This project demonstrates the application of computer vision in healthcare by detecting tumors in brain MRI images. The project utilizes the Detectron2 framework, focusing on the COCO-Detection/retinanet baseline model, to achieve accurate tumor detection. Additionally, the project is presented as a web application using Streamlit for user-friendly interaction.
- Detectron2 Overview
- COCO-Detection/retinanet Baseline
- Web Application
- Dataset
- Project Structure
- Installation
- Web Application
Detectron2 is a cutting-edge object detection framework developed by Facebook AI Research (FAIR). It simplifies the process of building, training, and deploying object detection models. By providing modular components and pre-implemented state-of-the-art algorithms, Detectron2 enables efficient experimentation and development in the field of computer vision.
The COCO-Detection/retinanet baseline is a specific object detection model architecture available within Detectron2. RetinaNet is a one-stage object detection model known for its efficient speed and competitive accuracy. It's especially suited for detecting objects of varying scales and sizes, making it a suitable choice for medical image analysis like tumor detection in brain MRI images. The COCO-Detection baseline further fine-tunes the RetinaNet architecture on the COCO dataset, which is a widely-used benchmark for object detection tasks.
The user-friendly web application powered by Streamlit simplifies the utilization of the tumor detection model. Users can effortlessly upload their brain MRI images and instantly visualize the detected tumor regions.
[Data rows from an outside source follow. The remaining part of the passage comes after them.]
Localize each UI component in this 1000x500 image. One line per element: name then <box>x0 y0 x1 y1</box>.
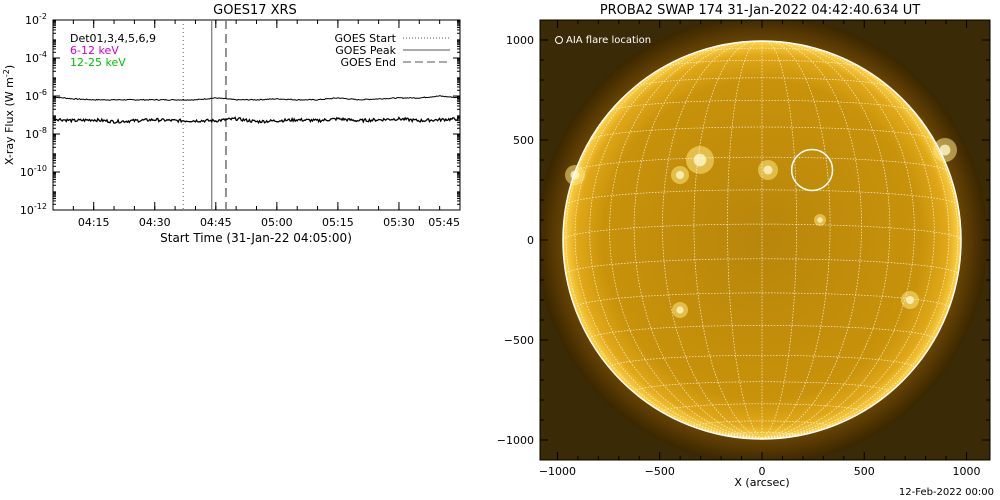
longitude-line <box>761 40 831 439</box>
latitude-line <box>633 381 891 393</box>
x-tick-label: 05:30 <box>383 216 415 229</box>
active-region-core-1 <box>675 170 685 180</box>
longitude-line <box>761 40 797 439</box>
flux-series <box>52 95 461 125</box>
y-tick-label: 0 <box>527 234 534 247</box>
y-tick-label: −1000 <box>497 434 534 447</box>
x-tick-label: 05:15 <box>322 216 354 229</box>
flare-legend-icon <box>555 36 563 44</box>
y-tick-label: 10-12 <box>20 202 47 217</box>
swap-solar-image-chart: PROBA2 SWAP 174 31-Jan-2022 04:42:40.634… <box>497 3 991 489</box>
longitude-line <box>565 61 763 439</box>
x-tick-label: 0 <box>759 465 766 478</box>
legend: GOES Start GOES Peak GOES End <box>335 32 450 69</box>
longitude-line <box>727 40 763 439</box>
image-title: PROBA2 SWAP 174 31-Jan-2022 04:42:40.634… <box>600 3 920 18</box>
longitude-line <box>761 42 915 439</box>
active-region-core-5 <box>676 306 684 314</box>
y-tick-label: −500 <box>504 334 534 347</box>
detector-label: Det01,3,4,5,6,9 <box>70 32 156 45</box>
flux-series-line-1 <box>52 116 461 125</box>
x-tick-label: 1000 <box>953 465 981 478</box>
legend-peak-label: GOES Peak <box>335 44 396 57</box>
active-region-core-6 <box>905 295 915 305</box>
active-regions <box>565 138 957 318</box>
y-axis-label-close: ) <box>3 65 16 69</box>
x-tick-label: 04:15 <box>78 216 110 229</box>
latitude-line <box>696 47 828 53</box>
x-tick-label: 04:45 <box>200 216 232 229</box>
active-region-core-2 <box>763 165 773 175</box>
x-axis-label: Start Time (31-Jan-22 04:05:00) <box>160 231 352 245</box>
legend-end-label: GOES End <box>340 56 396 69</box>
longitude-line <box>761 40 862 439</box>
flare-location-marker <box>790 148 834 192</box>
y-tick-label: 10-4 <box>25 50 47 65</box>
y-tick-label: 10-8 <box>25 126 47 141</box>
goes-xrs-chart: GOES17 XRS 10-12 10-10 10-8 10-6 10-4 10-2 04… <box>2 3 461 245</box>
energy-band-low-label: 6-12 keV <box>70 44 119 57</box>
y-tick-label: 1000 <box>506 34 534 47</box>
latitude-line <box>566 189 958 205</box>
y-axis-label-sup: -2 <box>2 69 11 77</box>
y-axis-ticks: 10-12 10-10 10-8 10-6 10-4 10-2 <box>20 12 460 217</box>
legend-start-label: GOES Start <box>335 32 397 45</box>
solar-limb <box>562 40 962 440</box>
x-axis-ticks: 04:15 04:30 04:45 05:00 05:15 05:30 05:45 <box>52 20 461 229</box>
longitude-line <box>662 40 763 439</box>
latitude-line <box>663 59 861 68</box>
flux-series-line-0 <box>53 95 461 101</box>
longitude-line <box>761 46 950 439</box>
active-region-core-3 <box>939 144 951 156</box>
generation-timestamp: 12-Feb-2022 00:00 <box>898 487 994 498</box>
latitude-line <box>609 354 915 368</box>
longitude-line <box>574 46 763 439</box>
x-tick-label: −1000 <box>539 465 576 478</box>
event-lines <box>182 20 227 210</box>
energy-band-high-label: 12-25 keV <box>70 56 126 69</box>
y-axis-label-main: X-ray Flux (W m <box>3 77 16 165</box>
active-region-core-0 <box>693 153 707 167</box>
longitude-line <box>609 42 763 439</box>
chart-title: GOES17 XRS <box>213 3 297 18</box>
y-tick-label: 500 <box>513 134 534 147</box>
y-tick-label: 10-10 <box>20 164 47 179</box>
y-axis-label: X-ray Flux (W m-2) <box>2 65 16 165</box>
active-region-core-7 <box>817 217 823 223</box>
x-tick-label: 500 <box>854 465 875 478</box>
latitude-line <box>589 126 935 141</box>
x-axis-ticks: −1000 −500 0 500 1000 <box>539 20 981 478</box>
x-tick-label: 05:00 <box>261 216 293 229</box>
x-tick-label: 04:30 <box>139 216 171 229</box>
x-axis-label: X (arcsec) <box>734 476 789 489</box>
latitude-line <box>662 403 862 412</box>
longitude-line <box>693 40 763 439</box>
heliographic-grid <box>562 40 962 439</box>
y-tick-label: 10-6 <box>25 88 47 103</box>
latitude-line <box>634 77 890 88</box>
x-tick-label: 05:45 <box>428 216 460 229</box>
flare-legend-label: AIA flare location <box>566 35 651 46</box>
y-tick-label: 10-2 <box>25 12 47 27</box>
y-axis-ticks: −1000 −500 0 500 1000 <box>497 34 990 447</box>
longitude-line <box>761 61 959 439</box>
x-tick-label: −500 <box>645 465 675 478</box>
detector-labels: Det01,3,4,5,6,9 6-12 keV 12-25 keV <box>70 32 156 69</box>
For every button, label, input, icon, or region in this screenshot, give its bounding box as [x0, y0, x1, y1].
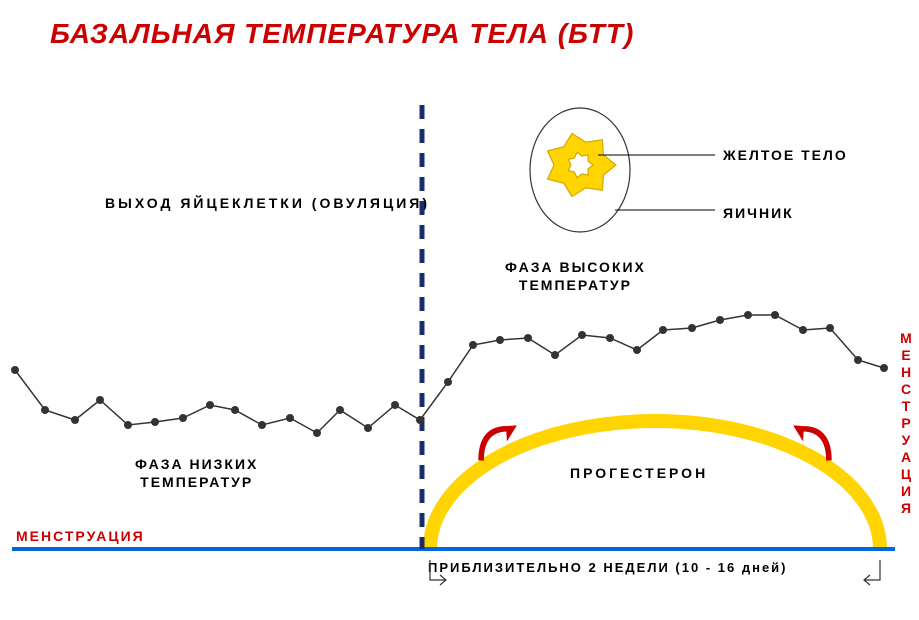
temperature-point: [551, 351, 559, 359]
temperature-point: [11, 366, 19, 374]
temperature-point: [96, 396, 104, 404]
temperature-point: [659, 326, 667, 334]
temperature-point: [633, 346, 641, 354]
temperature-markers: [11, 311, 888, 437]
temperature-point: [524, 334, 532, 342]
temperature-point: [578, 331, 586, 339]
temperature-point: [744, 311, 752, 319]
bracket-right-icon: [864, 560, 880, 585]
temperature-point: [179, 414, 187, 422]
temperature-point: [799, 326, 807, 334]
temperature-point: [826, 324, 834, 332]
temperature-point: [880, 364, 888, 372]
temperature-point: [771, 311, 779, 319]
temperature-point: [444, 378, 452, 386]
temperature-point: [469, 341, 477, 349]
temperature-point: [716, 316, 724, 324]
bracket-left-icon: [430, 560, 446, 585]
temperature-point: [71, 416, 79, 424]
temperature-point: [496, 336, 504, 344]
temperature-point: [206, 401, 214, 409]
temperature-line: [15, 315, 884, 433]
temperature-point: [391, 401, 399, 409]
temperature-point: [854, 356, 862, 364]
temperature-point: [231, 406, 239, 414]
temperature-point: [286, 414, 294, 422]
temperature-point: [151, 418, 159, 426]
ovary-diagram: [530, 108, 715, 232]
progesterone-arc: [430, 421, 880, 549]
temperature-point: [606, 334, 614, 342]
temperature-point: [41, 406, 49, 414]
temperature-point: [416, 416, 424, 424]
chart-canvas: [0, 0, 919, 620]
temperature-point: [336, 406, 344, 414]
temperature-point: [313, 429, 321, 437]
temperature-point: [364, 424, 372, 432]
yellow-body-shape: [548, 133, 616, 196]
temperature-point: [258, 421, 266, 429]
ovary-outline: [530, 108, 630, 232]
temperature-point: [124, 421, 132, 429]
temperature-point: [688, 324, 696, 332]
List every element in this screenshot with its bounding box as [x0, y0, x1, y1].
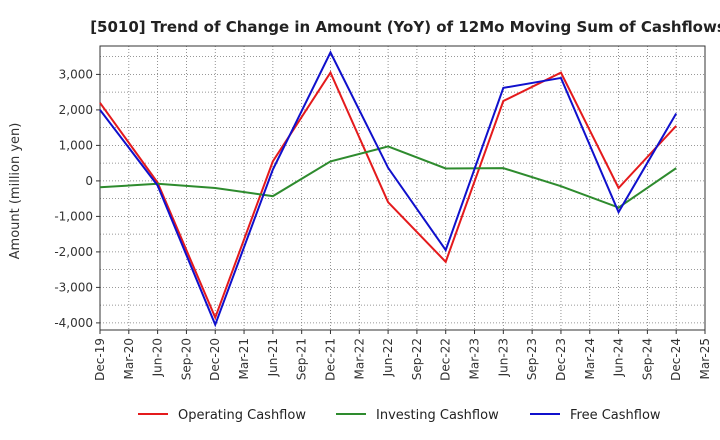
x-tick-label: Mar-22 [352, 338, 366, 379]
y-tick-label: 3,000 [59, 67, 93, 81]
x-tick-label: Mar-20 [122, 338, 136, 379]
y-axis-ticks: -4,000 -3,000 -2,000 -1,000 0 1,000 2,000 3,000 [54, 67, 100, 330]
x-tick-label: Sep-24 [640, 338, 654, 380]
y-tick-label: 0 [85, 174, 93, 188]
series-line-free-cashflow [99, 50, 678, 328]
series-lines [99, 50, 678, 328]
x-tick-label: Jun-20 [151, 338, 165, 377]
y-axis-label: Amount (million yen) [8, 123, 23, 260]
x-tick-label: Mar-21 [237, 338, 251, 379]
legend-label: Investing Cashflow [376, 408, 499, 423]
x-tick-label: Jun-23 [496, 338, 510, 377]
x-tick-label: Dec-22 [439, 338, 453, 381]
y-tick-label: -3,000 [54, 280, 93, 294]
x-tick-label: Jun-22 [381, 338, 395, 377]
x-tick-label: Sep-22 [410, 338, 424, 380]
x-tick-label: Dec-20 [208, 338, 222, 381]
x-tick-label: Jun-24 [612, 338, 626, 377]
y-tick-label: -4,000 [54, 316, 93, 330]
y-tick-label: 1,000 [59, 138, 93, 152]
x-tick-label: Sep-21 [295, 338, 309, 380]
legend-label: Free Cashflow [570, 408, 661, 423]
x-tick-label: Mar-25 [698, 338, 712, 379]
x-tick-label: Dec-24 [669, 338, 683, 381]
plot-frame [99, 45, 706, 331]
x-tick-label: Mar-24 [583, 338, 597, 379]
legend: Operating Cashflow Investing Cashflow Free… [138, 408, 661, 423]
x-tick-label: Dec-19 [93, 338, 107, 381]
plot-border [99, 45, 706, 331]
x-tick-label: Mar-23 [468, 338, 482, 379]
x-tick-label: Dec-23 [554, 338, 568, 381]
x-tick-label: Sep-23 [525, 338, 539, 380]
x-tick-label: Dec-21 [323, 338, 337, 381]
x-tick-label: Jun-21 [266, 338, 280, 377]
series-line-investing-cashflow [99, 145, 677, 209]
y-tick-label: 2,000 [59, 103, 93, 117]
x-tick-label: Sep-20 [179, 338, 193, 380]
series-line-operating-cashflow [99, 70, 677, 321]
legend-label: Operating Cashflow [178, 408, 306, 423]
y-tick-label: -2,000 [54, 245, 93, 259]
x-axis-ticks: Dec-19 Mar-20 Jun-20 Sep-20 Dec-20 Mar-21 Jun-… [93, 330, 712, 381]
y-tick-label: -1,000 [54, 209, 93, 223]
chart-title: [5010] Trend of Change in Amount (YoY) o… [90, 18, 720, 36]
The dataset used in this project is sourced from Roboflow Universe. This dataset consists of axial brain MRI images annotated with tumor regions.
- train: This directory contains files for training the model. The trained model weights
are saved in the
/train/output/
directory, eliminating the need for retraining. The project's training progress, such as loss and validation plots, can be found here as well. The selected model weights for deployment were taken from epoch number 3000 based on the provided training and validation plots.
To set up and run the Tumor Detection project locally, follow these steps:
Clone the repository:
git clone https://github.com/sevdaimany/Tumor-Detection-Brain-MRI
cd Tumor-Detection-Brain-MRI
Create a virtual environment (recommended):
python -m venv venv
source venv/bin/activate # On Windows: venv\Scripts\activate
Install the required dependencies:
pip install -r requirements.txt
Download the dataset from the provided link and place the images in the appropriate data/train/imgs, data/train/anns, data/val/imgs and data/val/anns folders.
Download the trained model dataset from here and put it in train/output folder.
The web application provides a user-friendly interface for tumor detection:
Launch the Streamlit app:
streamlit run main.py
Open your web browser and navigate to the provided URL.
Upload an MRI image using the app's interface.
View the uploaded image with highlighted tumor regions.